Colonel Aldape implicated
The alleged presence of Colonel Aldape at the scene just minutes later could be damning evidence. Aldape, who was accused in March of killing five unarmed youths who were returning home from a nightclub, is the highest-ranking officer at the scene that afternoon. Beyond the allegations of executions, the military forces under Aldape’s command may have committed additional crimes.
On June 6, EL PAÍS released a video of the incident that shows a soldier placing confiscated rifles beside the lifeless bodies of the civilians. Sergeant B. J. identified that soldier as Lieutenant José Luis N. It’s unclear whether Aldape was already at the scene when this happened, but the video suggests otherwise. Lieutenant N. placed the weapons next to the corpses between 2:54 and 2:56 p.m., about five minutes after the killings and before Aldape’s arrival.

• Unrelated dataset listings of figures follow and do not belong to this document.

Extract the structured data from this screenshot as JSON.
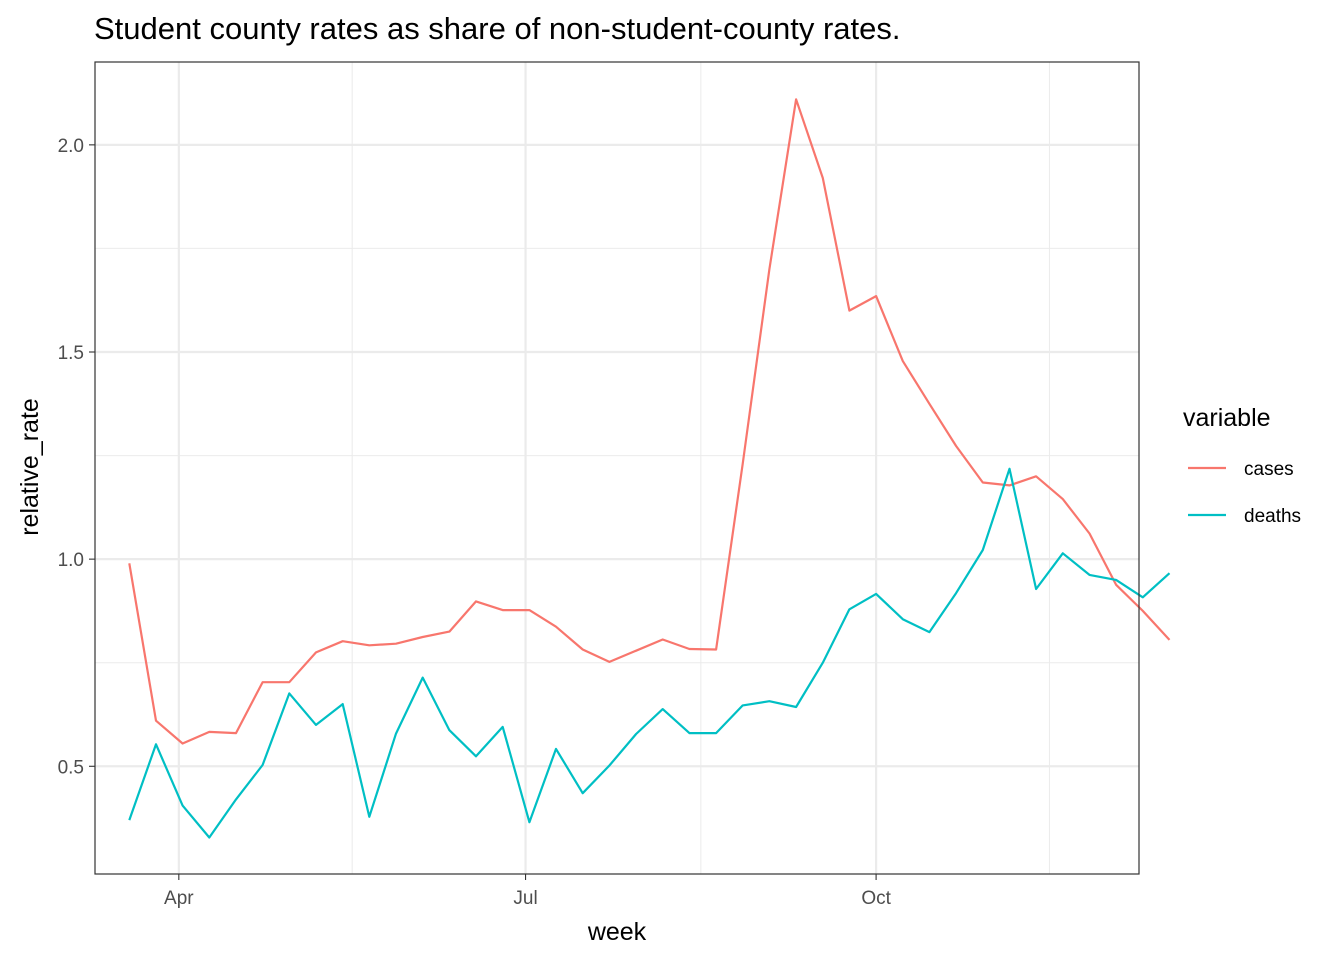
{
  "chart_data": {
    "type": "line",
    "title": "Student county rates as share of non-student-county rates.",
    "xlabel": "week",
    "ylabel": "relative_rate",
    "x_start_date": "2020-03-19",
    "x_step_days": 7,
    "x_ticks": [
      {
        "label": "Apr",
        "date": "2020-04-01"
      },
      {
        "label": "Jul",
        "date": "2020-07-01"
      },
      {
        "label": "Oct",
        "date": "2020-10-01"
      }
    ],
    "xlim": [
      "2020-03-10",
      "2020-12-09"
    ],
    "y_ticks": [
      0.5,
      1.0,
      1.5,
      2.0
    ],
    "y_tick_labels": [
      "0.5",
      "1.0",
      "1.5",
      "2.0"
    ],
    "ylim": [
      0.24,
      2.2
    ],
    "grid": true,
    "legend": {
      "title": "variable",
      "position": "right"
    },
    "series": [
      {
        "name": "cases",
        "color": "#F8766D",
        "values": [
          0.99,
          0.61,
          0.555,
          0.583,
          0.58,
          0.703,
          0.703,
          0.775,
          0.802,
          0.792,
          0.796,
          0.812,
          0.825,
          0.898,
          0.877,
          0.877,
          0.837,
          0.782,
          0.752,
          0.779,
          0.806,
          0.783,
          0.782,
          1.23,
          1.7,
          2.11,
          1.92,
          1.6,
          1.635,
          1.478,
          1.375,
          1.273,
          1.185,
          1.178,
          1.2,
          1.145,
          1.062,
          0.938,
          0.875,
          0.805
        ]
      },
      {
        "name": "deaths",
        "color": "#00BFC4",
        "values": [
          0.37,
          0.553,
          0.405,
          0.328,
          0.42,
          0.503,
          0.676,
          0.6,
          0.65,
          0.378,
          0.579,
          0.714,
          0.587,
          0.524,
          0.595,
          0.365,
          0.542,
          0.435,
          0.502,
          0.578,
          0.638,
          0.58,
          0.58,
          0.647,
          0.657,
          0.643,
          0.75,
          0.879,
          0.916,
          0.855,
          0.824,
          0.918,
          1.022,
          1.218,
          0.928,
          1.014,
          0.962,
          0.95,
          0.908,
          0.966
        ]
      }
    ]
  }
}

The video shows that shortly after 4:00 p.m., with the Colonel and his team now at the scene, another sequence of events unfolded. The ambulance with the sole surviving civilian had already departed, leaving behind military personnel waiting for the prosecutors who would examine the area. That’s when several soldiers notice that one of the four dead civilians is still wearing handcuffs. A soldier quickly pulls out a key and takes them off. Presumably, Colonel Aldape was already there to see this.